Reviews - What do customers think about Jessica: Library Edition?
A real treasure May 22, 2007
Few people are fortunate enough to be familiar with Bryce Courtenay outside of "The Power of One," about struggles in apartheid South Africa. This book is a gripping tale about life in the Australian outback. It will make you want to see this part of the land down under for yourself if you have not, and bring back vivid memories of your visit, if you have.
Hooked Again Feb 12, 2006
As usual Bryce Courtenay wrote a book about something I didn't think I'd be interested in and by the end I was blubbering like a baby. He's a powerful writer, he's my favorite author, and he doesn't disappoint with Jessica!
Jessica made me want to kill myself Jul 5, 2005
Jessica travelled through her short, yet tragic life with these massive black clouds trailing over her head, yet she always managed to keep her perky faith in people, no matter how evilly they treated her. The evil (NOT step!!) mother, the pretty sister that envied her, her doting father. Good old Jessica, no matter what happened she always came back smiling. Saving the drunken lawyer, she even cured the insane. And the finale, killed by a poisonous, vengeful viper. A fitting end to the saga of Jessica's life.

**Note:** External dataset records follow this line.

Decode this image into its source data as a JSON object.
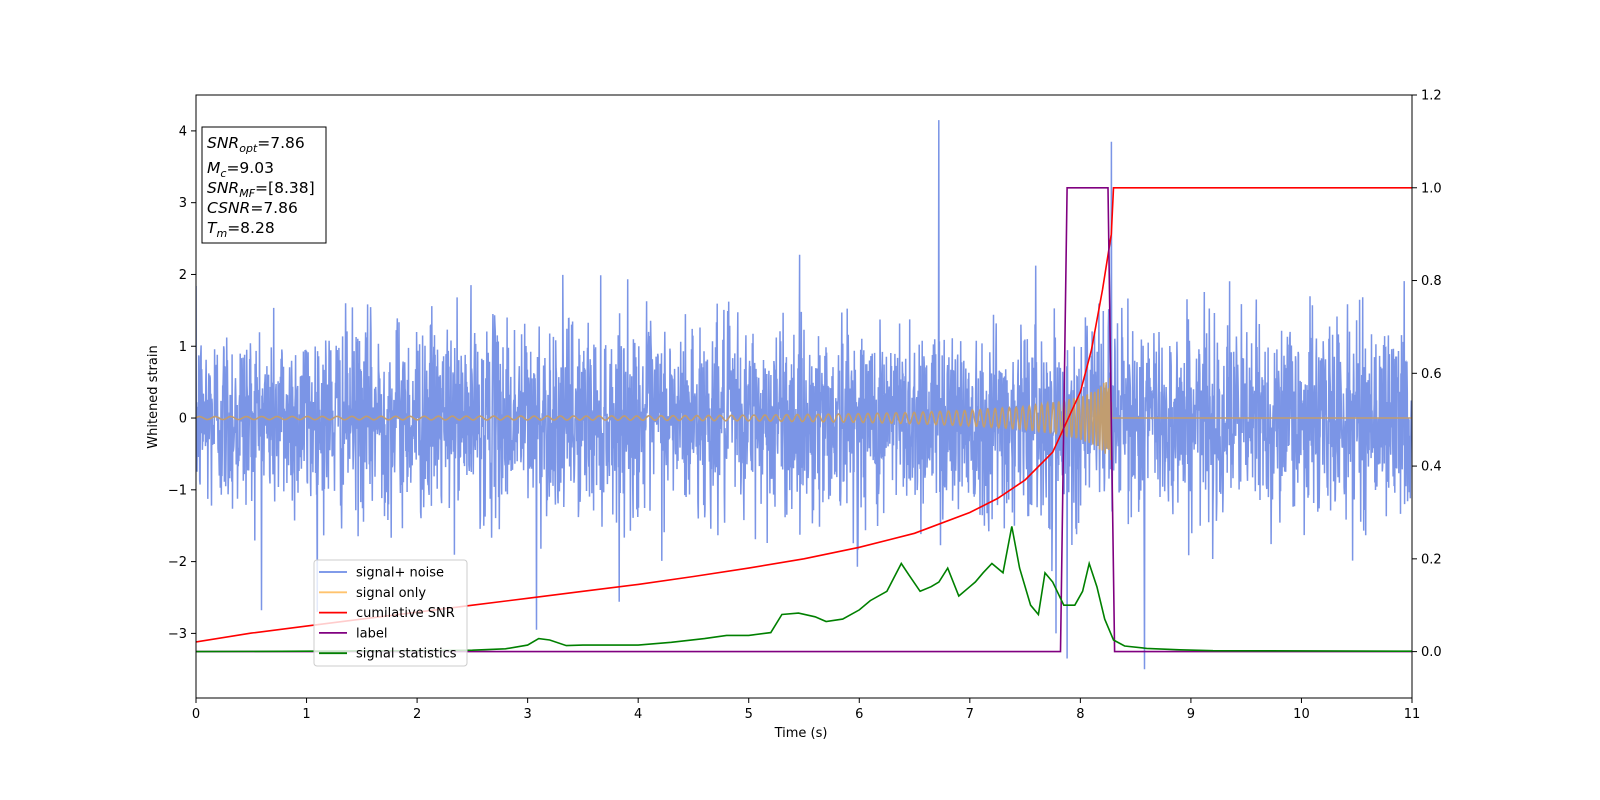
{
  "chart_data": {
    "type": "line",
    "xlabel": "Time (s)",
    "ylabel": "Whitened strain",
    "xlim": [
      0,
      11
    ],
    "ylim_left": [
      -3.9,
      4.5
    ],
    "ylim_right": [
      -0.1,
      1.2
    ],
    "x_ticks": [
      "0",
      "1",
      "2",
      "3",
      "4",
      "5",
      "6",
      "7",
      "8",
      "9",
      "10",
      "11"
    ],
    "y_ticks_left": [
      {
        "value": -3,
        "label": "−3"
      },
      {
        "value": -2,
        "label": "−2"
      },
      {
        "value": -1,
        "label": "−1"
      },
      {
        "value": 0,
        "label": "0"
      },
      {
        "value": 1,
        "label": "1"
      },
      {
        "value": 2,
        "label": "2"
      },
      {
        "value": 3,
        "label": "3"
      },
      {
        "value": 4,
        "label": "4"
      }
    ],
    "y_ticks_right": [
      {
        "value": 0.0,
        "label": "0.0"
      },
      {
        "value": 0.2,
        "label": "0.2"
      },
      {
        "value": 0.4,
        "label": "0.4"
      },
      {
        "value": 0.6,
        "label": "0.6"
      },
      {
        "value": 0.8,
        "label": "0.8"
      },
      {
        "value": 1.0,
        "label": "1.0"
      },
      {
        "value": 1.2,
        "label": "1.2"
      }
    ],
    "annotation": {
      "lines": [
        {
          "main": "SNR",
          "sub": "opt",
          "rest": "=7.86"
        },
        {
          "main": "M",
          "sub": "c",
          "rest": "=9.03"
        },
        {
          "main": "SNR",
          "sub": "MF",
          "rest": "=[8.38]"
        },
        {
          "main": "CSNR",
          "sub": "",
          "rest": "=7.86"
        },
        {
          "main": "T",
          "sub": "m",
          "rest": "=8.28"
        }
      ]
    },
    "legend": {
      "placement": "lower-left",
      "entries": [
        {
          "label": "signal+ noise",
          "color": "#6f8de6"
        },
        {
          "label": "signal only",
          "color": "#ffc36e"
        },
        {
          "label": "cumilative SNR",
          "color": "#ff0000"
        },
        {
          "label": "label",
          "color": "#800080"
        },
        {
          "label": "signal statistics",
          "color": "#008000"
        }
      ]
    },
    "series": [
      {
        "name": "signal+ noise",
        "axis": "left",
        "color": "#7b95e6",
        "style": "noise",
        "amplitude_std": 0.85,
        "spikes": [
          [
            6.72,
            4.15
          ],
          [
            8.28,
            3.85
          ],
          [
            8.58,
            -3.5
          ],
          [
            7.88,
            -3.35
          ],
          [
            7.78,
            -3.0
          ],
          [
            3.08,
            -2.95
          ]
        ]
      },
      {
        "name": "signal only",
        "axis": "left",
        "color": "#c19d70",
        "style": "chirp",
        "t_end": 8.28,
        "envelope": [
          [
            0,
            0.02
          ],
          [
            2,
            0.025
          ],
          [
            4,
            0.03
          ],
          [
            5,
            0.04
          ],
          [
            6,
            0.06
          ],
          [
            6.5,
            0.08
          ],
          [
            7,
            0.11
          ],
          [
            7.5,
            0.16
          ],
          [
            7.8,
            0.23
          ],
          [
            8.0,
            0.3
          ],
          [
            8.15,
            0.4
          ],
          [
            8.28,
            0.6
          ]
        ]
      },
      {
        "name": "cumilative SNR",
        "axis": "right",
        "color": "#ff0000",
        "x": [
          0,
          0.5,
          1,
          1.5,
          2,
          2.5,
          3,
          3.5,
          4,
          4.5,
          5,
          5.5,
          6,
          6.5,
          7,
          7.25,
          7.5,
          7.75,
          8,
          8.1,
          8.2,
          8.28,
          8.3,
          11
        ],
        "y": [
          0.021,
          0.04,
          0.055,
          0.07,
          0.085,
          0.1,
          0.115,
          0.13,
          0.145,
          0.162,
          0.18,
          0.2,
          0.225,
          0.255,
          0.3,
          0.33,
          0.37,
          0.43,
          0.56,
          0.65,
          0.78,
          0.9,
          1.0,
          1.0
        ]
      },
      {
        "name": "label",
        "axis": "right",
        "color": "#800080",
        "x": [
          0,
          7.82,
          7.88,
          8.25,
          8.31,
          11
        ],
        "y": [
          0,
          0,
          1,
          1,
          0,
          0
        ]
      },
      {
        "name": "signal statistics",
        "axis": "right",
        "color": "#008000",
        "x": [
          0,
          1,
          2,
          2.5,
          2.8,
          3.0,
          3.1,
          3.2,
          3.35,
          3.5,
          4.0,
          4.3,
          4.6,
          4.8,
          5.0,
          5.2,
          5.3,
          5.45,
          5.6,
          5.7,
          5.85,
          6.0,
          6.1,
          6.25,
          6.38,
          6.45,
          6.55,
          6.65,
          6.72,
          6.8,
          6.9,
          7.0,
          7.05,
          7.12,
          7.2,
          7.3,
          7.38,
          7.45,
          7.55,
          7.62,
          7.68,
          7.75,
          7.85,
          7.95,
          8.02,
          8.08,
          8.15,
          8.22,
          8.3,
          8.4,
          8.6,
          8.9,
          9.2,
          11
        ],
        "y": [
          0.0,
          0.001,
          0.002,
          0.003,
          0.006,
          0.014,
          0.028,
          0.025,
          0.013,
          0.014,
          0.014,
          0.02,
          0.028,
          0.035,
          0.035,
          0.041,
          0.08,
          0.083,
          0.075,
          0.065,
          0.07,
          0.09,
          0.11,
          0.13,
          0.19,
          0.165,
          0.13,
          0.14,
          0.15,
          0.18,
          0.12,
          0.14,
          0.15,
          0.17,
          0.19,
          0.17,
          0.27,
          0.18,
          0.1,
          0.08,
          0.17,
          0.15,
          0.1,
          0.1,
          0.13,
          0.19,
          0.14,
          0.07,
          0.025,
          0.012,
          0.007,
          0.004,
          0.002,
          0.001
        ]
      }
    ]
  }
}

A Sweeping Australian Saga Aug 12, 2004
I absolutely loved this book from Bryce Courtenay. I love all his work but this one is perhaps my favourite. I actually had received my copy of Jessica from a friend living in Australia a few years ago but never had the chance to read it until recently when I heard from several other friends from Australia that a mini-series was aired on television there based on this novel. They raved about it and I decided to take some time and finally read it. I couldn't put it down once I started reading and I sailed through nearly 700 pages in 3 days!
Bryce weaves an amazing tale about the coming of age struggles of a young woman in the wild sheep country of Australia circa 1915. He takes us on a wonderful journey following Jessica from her young "tomboy" stage when she accompanies her father to the sheep shearing station and she is befriended by the son of the rich station owner, through her blossoming as a strong willed woman. Jessica battles her own family and their secret agenda and helps others she meets along the way to find respect and justice in an unforgiving time and place.
I especially love how Bryce brings out so many social issues in his work while holding the readers interest with his colourful characters. Jessica is even more amazing when you find out that it is based on a true story.
I would love to see the mini-series based on this book but unfortunately none of Bryce's books are published in America and I doubt this mini-series will be aired here. That is so disappointing because Jessica as well as other books by Bryce Courtenay have so much to say to readers and Americans are missing out on some wonderful literature.
thought-provoking read Jul 9, 2004
I think this book has to be one of the best written books I have seen. It deals with many issues, including gender, race and class differences. Even though it is set in the past (before and during World War One), it has a huge relevance to life today. I cried so much throughout this book...even as a teenager I couldnt imagine the pain of what jessica went through. The fact that it is based on a true story makes it even more compelling. Also, having lived for a while in australia, I related to the setting and the characters. I would recommend this book to anyone, even the emotional because I believe anyone could get something out of it.